A car door slammed. Nothing unusual about that, except Both of them heard it. Sensed something.

More press, probably.

He got up from the table and crossed the hall to the living room, which looked down onto the street, without switching on the lights. Through the window he could see several news cars and vans still out there. But there was a new vehicle among them, a plain grey van with no radio, television or newspaper insignia, parked right outside the house, beneath a street lamp. It was old and tired-looking, with a dent in the side, and dusty. The rear doors were open and three people stood behind it, a man and two women, unloading something that looked like wooden poles. The small gaggle of reporters still out on the sidewalk had made a space for them and were eyeing them warily.

John felt a prick of anxiety.

The man was tall and thin, with long grey hair pulled back into a ponytail, and shabby clothes. The women were shabby, also. One, also tall, had long, lank brown hair, the other, plump and short, had her hair cropped, almost a crew cut. They raised their poles in the air and now he could see they were placards.

They formed a group on the sidewalk, each of them holding a placard aloft, but he couldn’t read the wording.

Somewhere in his study, he remembered, he had a pair of binoculars. It took him a few minutes of rummaging through the chaotic jumble to find them. Pulling them out of their carrying case, he went back into the living room and focused on the placards.

One read, SAY NO TO GENETICS.

Another read, TRUST IN GOD, NOT IN SCIENCE.

The third read, CHILDREN OF GOD, NOT OF SCIENCE.

Then he heard Naomi’s voice, trembling, right behind him. ‘Oh no, John, do something. Please, do something. Call the police.’

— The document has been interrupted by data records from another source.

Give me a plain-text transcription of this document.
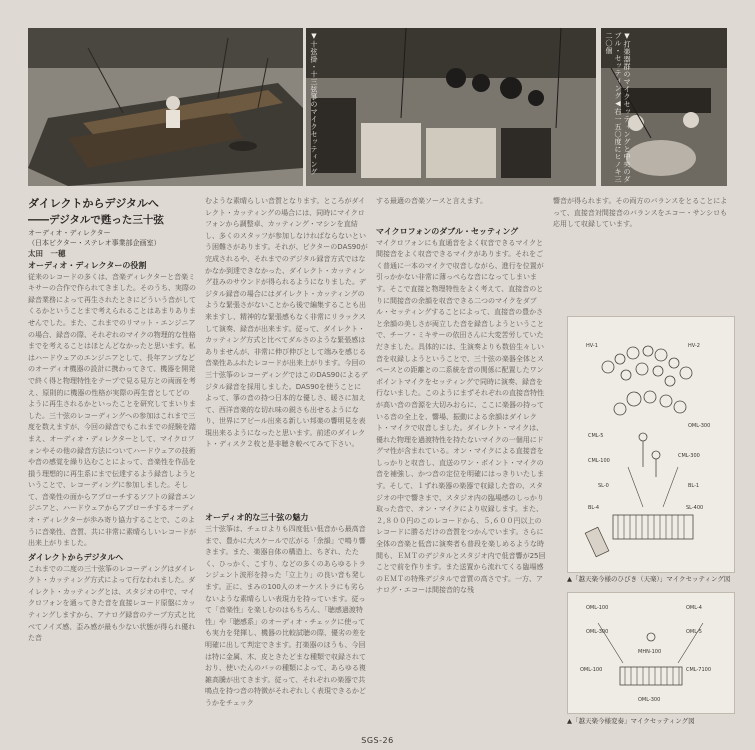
▼十弦掛・十三弦箏のマイクセッティング	▼打楽器群のマイクセッティングと中央のダブル・セッティング◀右一五〇度にヒノキ三二〇個

ダイレクトからデジタルへ

――デジタルで甦った三十弦

オーディオ・ディレクター

（日本ビクター・ステレオ事業部企画室）

太田　一穂

オーディオ・ディレクターの役割

従来のレコードの多くは、音楽ディレクターと音楽ミキサーの合作で作られてきました。そのうち、実際の録音業務によって再生されたときにどういう音がしてくるかということまで考えられることはあまりありませんでした。また、これまでのリマット・エンジニアの場合、録音の際、それぞれのマイクの物理的な性格までを考えることはほとんどなかったと思います。私はハードウェアのエンジニアとして、長年アンプなどのオーディオ機器の設計に携わってきて、機器を開発で終く得と物理特性をテープで見る見方との両面を考え、原則的に機器の性格が実際の再生音としてどのように再生されるかといったことを研究してまいりました。三十弦のレコーディングへの参加はこれまで三度を数えますが、今回の録音でもこれまでの経験を踏まえ、オーディオ・ディレクターとして、マイクロフォンやその他の録音方法についてハードウェアの技術や音の感覚を繰り込むことによって、音楽性を作品を損う理想的に再生系にまで伝達するよう録音しようということで、レコーディングに参加しました。そして、音楽性の面からアプローチするソフトの録音エンジニアと、ハードウェアからアプローチするオーディオ・ディレクターが歩み寄り協力することで、このように音楽性、音質、共に非常に素晴らしいレコードが出来上がりました。

ダイレクトからデジタルへ

これまでの二度の三十弦筝のレコーディングはダイレクト・カッティング方式によって行なわれました。ダイレクト・カッティングとは、スタジオの中で、マイクロフォンを通ってきた音を直接レコード原盤にカッティングしますから、アナログ録音のテープ方式と比べてノイズ感、歪み感が最も少ない状態が得られ優れた音

むような素晴らしい音質となります。ところがダイレクト・カッティングの場合には、同時にマイクロフォンから調整卓、カッティング・マシンを直結し、多くのスタッフが参加しなければならないという困難さがあります。それが、ビクターのDAS90が完成されるや、それまでのデジタル録音方式ではなかなか到達できなかった、ダイレクト・カッティング並みのサウンドが得られるようになりました。デジタル録音の場合にはダイレクト・カッティングのような緊張さがないことから後で編集することも出来ますし、精神的な緊張感もなく非常にリラックスして演奏、録音が出来ます。従って、ダイレクト・カッティング方式と比べてダルさのような緊張感はありませんが、非常に伸び伸びとして端みを感じる音楽性あふれたレコードが出来上がります。今回の三十弦筝のレコーディングではこのDAS90によるデジタル録音を採用しました。DAS90を使うことによって、箏の音の持つ日本的な優しさ、暖さに加えて、西洋音楽的な切れ味の鋭さも出せるようになり、世界にアピール出来る新しい邦楽の響明見を表現出来るようになったと思います。前述のダイレクト・ディスク２枚と是非聴き較べてみて下さい。

オーディオ的な三十弦の魅力

三十弦筝は、チェロよりも四度低い低音から最高音まで、豊かに大スケールで広がる「余韻」で鳴り響きます。また、楽器自体の構造上、ちぎれ、たたく、ひっかく、こすり、などの多くのあらゆるトランジェント波形を持った「立上り」の良い音も発します。正に、まみの100人のオーケストラにも劣らないような素晴らしい表現力を持っています。従って「音楽性」を楽しむのはもちろん、「聴感過渡特性」や「聴感系」のオーディオ・チェックに使っても実力を発揮し、機器の比較試聴の際、優劣の差を明確に出して判定できます。打楽器のほうも、今回は特に金属、木、皮ときたどまな種類で収録されており、使いたんのバッの種類によって、あらゆる複雑高騰が出てきます。従って、それぞれの楽器で共鳴点を持つ音の特徴がそれぞれしく表現できるかどうかをチェック

する最適の音楽ソースと言えます。

マイクロフォンのダブル・セッティング

マイクロフォンにも直通音をよく収音できるマイクと間接音をよく収音できるマイクがあります。それをごく普通に一本のマイクで収音しながら、進行を位置が引っかかない非常に薄っぺらな音になってしまいます。そこで直接と物理特性をよく考えて、直接音のとりに間接音の余韻を収音できる二つのマイクをダブル・セッティングすることによって、直接音の豊かさと余韻の美しさが両立した音を録音しようということで、チーフ・ミキサーの依田さんに大変苦労していただきました。具体的には、生演奏よりも数倍生々しい音を収録しようということで、三十弦の楽器全体とスペースとの距離との二系統を音の関係に配置したワンポイントマイクをセッティングで同時に演奏、録音を行ないました。このようにまずそれぞれの直接音特性が高い音の音源を大切みおらに、ここに楽器の持っている音の全上を、響場、振動による余韻はダイレクト・マイクで収音しました。ダイレクト・マイクは、優れた物理を過渡特性を持たないマイクの一個用にドグマ性が含まれている。オン・マイクによる直接音をしっかりと収音し、直送のワン・ポイント・マイクの音を補強し、かつ音の定位を明確にはっきりいたします。そして、１ずれ楽器の楽器で収録した音の、スタジオの中で響きまで、スタジオ内の臨場感のしっかり取った音で、オン・マイクにより収録します。また、２,８００円のこのレコードから、５,６００円以上のレコードに勝るだけの音質をつかんでいます。さらに全体の音楽と低音に演奏者も普段を楽しめるような時間も、ＥＭＴのデジタルとスタジオ内で低音響が25回ことで前を作ります。また送置から流れてくる臨場感のＥＭＴの特殊デジタルで音質の高さです。一方、アナログ・エコーは間接音的な残

響音が得られます。その両方のバランスをとることによって、直接音対間接音のバランスをエコー・サンシロも応用して収録しています。

HV-1	HV-2
CML-5
OML-300
CML-100
CML-300
SL-0	BL-1
BL-4	SL-400
▲「越天楽今様のひびき（天楽）」マイクセッティング図
OML-100	OML-4
OML-300	OML-5
MHN-100
OML-100	CML-7100
OML-300
▲「越天楽今様変奏」マイクセッティング図
SGS-26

‘Just ignore them,’ he said, trying to sound brave, not wanting her to see that he was as disturbed by them as she was. ‘Bunch of loonies. That’s what they want: publicity. They want us to call the police, cause a confrontation. Ignore them; they’ll go away.’

But in the morning the protesters were still there. And they had been joined by a second vehicle, an ancient, very battered green Ford LTD station wagon with darkened windows, and two more very tough-looking women holding placards.

ONLY GOD CAN GIVE LIFE. ABORT SATAN’S SPAWN NOW.